Sheffield Council gives its view on opening up gates under Moorfoot building
Opening up the gates under a key Sheffield city centre building is a ‘highly desirable thing to do’, Sheffield Council has said.
The authority said it was aware of a campaign to open the gates under the Moorfoot building to allow greater access between The Moor and London Road.
It comes after a group which reviews the Sheffield Labour Party Planning Policy Forum renewed their calls and published research detailing multi-million pound plans, which could also see an overpass built at St Mary’s Gate and a new community square just outside the building.
While welcoming the proposals, the council added that the cost of the proposal would need to be prioritised against other projects.
In a statement, the council said: “Opening up the links from London Road to The Moor is a highly desirable thing to do.
“However, it is not as simple as just throwing open the gates, given, among other things, issues like pedestrian safety, access to the car park, lighting and security.
“There is a cost to the proposal, which then needs prioritising against other key projects.”
The pyramid building is currently occupied by Sheffield Council but the gates remain closed despite previous calls to open them up.

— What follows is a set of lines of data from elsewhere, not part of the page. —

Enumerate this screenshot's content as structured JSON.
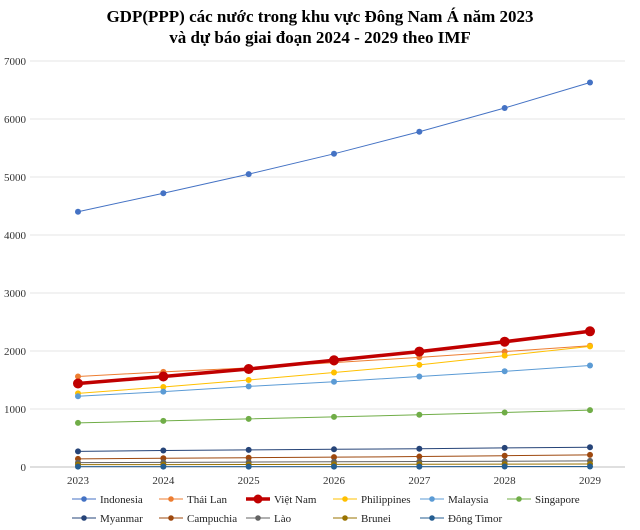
{
  "chart_data": {
    "type": "line",
    "title_line1": "GDP(PPP) các nước trong khu vực Đông Nam Á năm 2023",
    "title_line2": "và dự báo giai đoạn 2024 - 2029 theo IMF",
    "x": [
      "2023",
      "2024",
      "2025",
      "2026",
      "2027",
      "2028",
      "2029"
    ],
    "ylim": [
      0,
      7000
    ],
    "yticks": [
      0,
      1000,
      2000,
      3000,
      4000,
      5000,
      6000,
      7000
    ],
    "grid": true,
    "legend_position": "bottom",
    "series": [
      {
        "name": "Indonesia",
        "color": "#4472C4",
        "values": [
          4400,
          4720,
          5050,
          5400,
          5780,
          6190,
          6630
        ]
      },
      {
        "name": "Thái Lan",
        "color": "#ED7D31",
        "values": [
          1560,
          1640,
          1710,
          1800,
          1890,
          1990,
          2090
        ]
      },
      {
        "name": "Việt Nam",
        "color": "#C00000",
        "values": [
          1440,
          1560,
          1690,
          1840,
          1990,
          2160,
          2340
        ]
      },
      {
        "name": "Philippines",
        "color": "#FFC000",
        "values": [
          1270,
          1380,
          1500,
          1630,
          1760,
          1920,
          2080
        ]
      },
      {
        "name": "Malaysia",
        "color": "#5B9BD5",
        "values": [
          1220,
          1300,
          1390,
          1470,
          1560,
          1650,
          1750
        ]
      },
      {
        "name": "Singapore",
        "color": "#70AD47",
        "values": [
          760,
          795,
          830,
          865,
          900,
          940,
          980
        ]
      },
      {
        "name": "Myanmar",
        "color": "#264478",
        "values": [
          270,
          285,
          295,
          305,
          315,
          330,
          340
        ]
      },
      {
        "name": "Campuchia",
        "color": "#9E480E",
        "values": [
          140,
          150,
          160,
          170,
          180,
          195,
          210
        ]
      },
      {
        "name": "Lào",
        "color": "#636363",
        "values": [
          75,
          80,
          85,
          90,
          95,
          100,
          105
        ]
      },
      {
        "name": "Brunei",
        "color": "#997300",
        "values": [
          40,
          42,
          44,
          46,
          48,
          50,
          52
        ]
      },
      {
        "name": "Đông Timor",
        "color": "#255E91",
        "values": [
          6,
          6,
          7,
          7,
          7,
          8,
          8
        ]
      }
    ]
  }
}
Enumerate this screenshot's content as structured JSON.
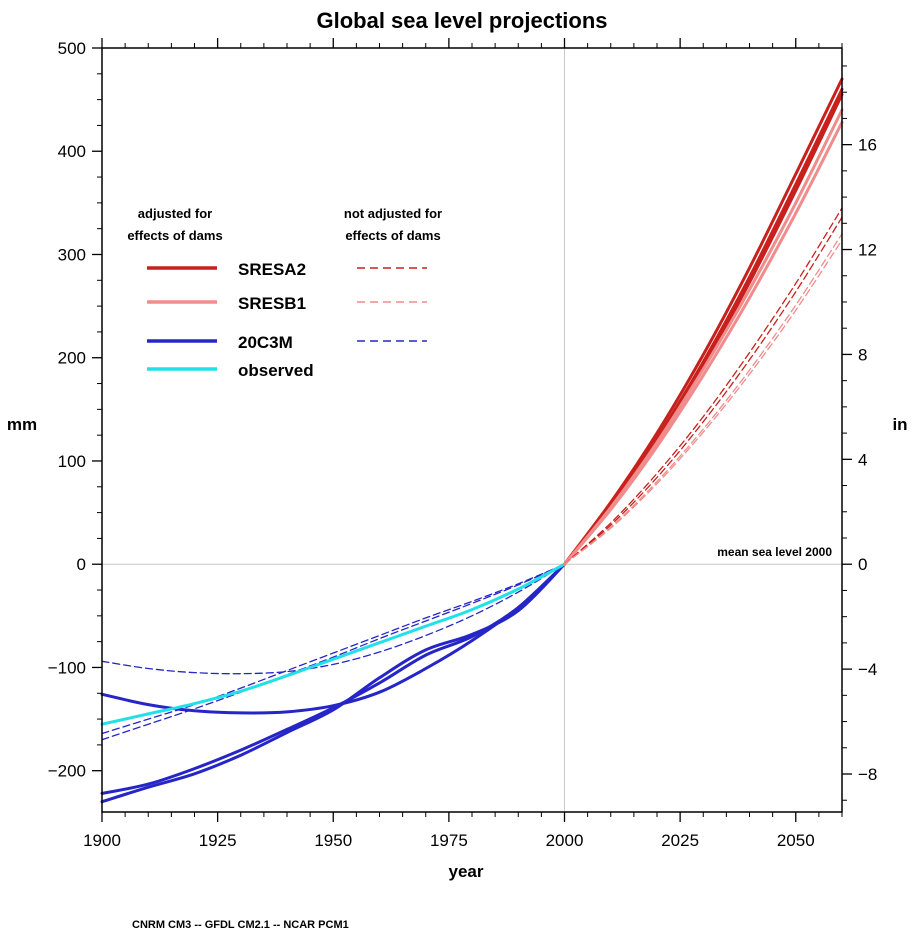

Geoff Green, from the planning review group, said: “The rationale is to increase footfall and bring vibrancy and diversity to the bottom of The Moor and open up London Road to the city centre more – I think it’s a win, win.”
Mr Green said the group had commissioned work by the University of Sheffield architectural students, which showed there was ‘big support’ from the business community, residents, shoppers, councillors and both universities.
The research showed the group were first calling for the existing gates to be opened up and then two possible options of either widening the existing underpass or removing it and realigning London Road.
The first option would cost around £24 million, while the creation of a cultural gateway would cost around £117 million.
Mr Green added: “The gates serve no useful purpose at all – you can enter by going behind them.
“It would increase footfall on The Moor by opening it up to the vibrant communities on London Road and make for a more human city.”